Minister of Justice and Minister of State for Cabinet Affairs
- Incumbent
- Assumed office 8 January 2024
- Monarch: Tamim bin Hamad Al Thani
- Prime Minister: Mohammed bin Abdulrahman Al Thani
- Preceded by: Masoud bin Mohammed al-Ameri

Personal details
- Alma mater: Durham University (LL.B.) University of Swansea (LL.M.)

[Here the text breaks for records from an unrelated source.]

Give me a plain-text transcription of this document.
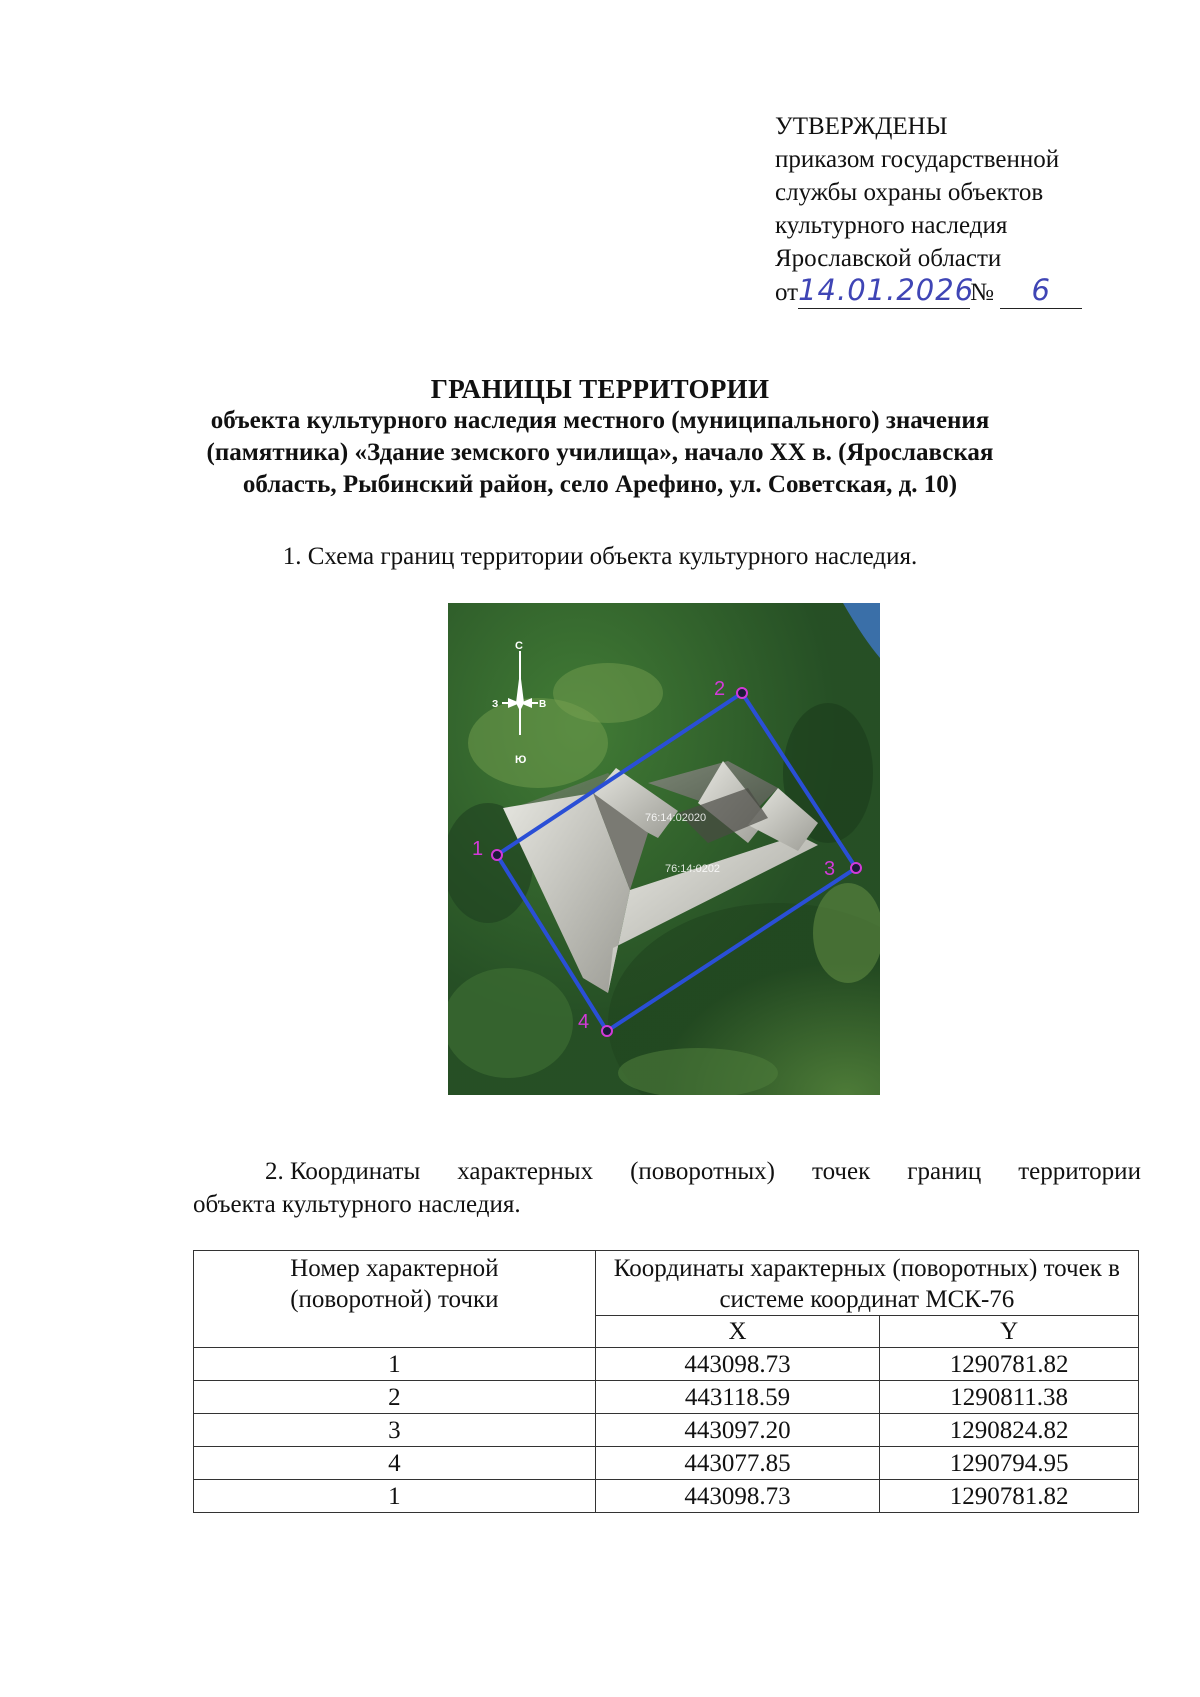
УТВЕРЖДЕНЫ
приказом государственной
службы охраны объектов
культурного наследия
Ярославской области
от14.01.2026№ 6
ГРАНИЦЫ ТЕРРИТОРИИ
объекта культурного наследия местного (муниципального) значения
(памятника) «Здание земского училища», начало XX в. (Ярославская
область, Рыбинский район, село Арефино, ул. Советская, д. 10)
1. Схема границ территории объекта культурного наследия.
76:14:02020
76:14:0202
1
2
3
4
С
Ю
З	В
2. Координаты характерных (поворотных) точек границ территории
объекта культурного наследия.
Номер характерной (поворотной) точки	Координаты характерных (поворотных) точек в системе координат МСК-76	
	X	Y
1	443098.73	1290781.82
2	443118.59	1290811.38
3	443097.20	1290824.82
4	443077.85	1290794.95
1	443098.73	1290781.82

= Ibrahim bin Ali bin Issa al-Hassan al-Mohannadi =

Qatari politician

Ibrahim bin Ali bin Issa al-Hassan al-Mohannadi is the Qatari Minister of Justice and Minister of State for Cabinet Affairs. He was appointed as minister on 8 January 2024.

== Education ==
Al-Mohannadi holds a Bachelor of Laws from Durham University in England and a Master of Laws from the University of Swansea in Wales.

== Career ==
From 2004 until 2005, al-Mohannadi served as Second Lieutenant in the Armed Forces of Qatar.

Between 2013 and 2024, he was Director of Legal Affairs at the Amiri Diwan.

Since 8 January 2024, al-Mohannadi has been the Minister of Justice and Minister of State for Cabinet Affairs.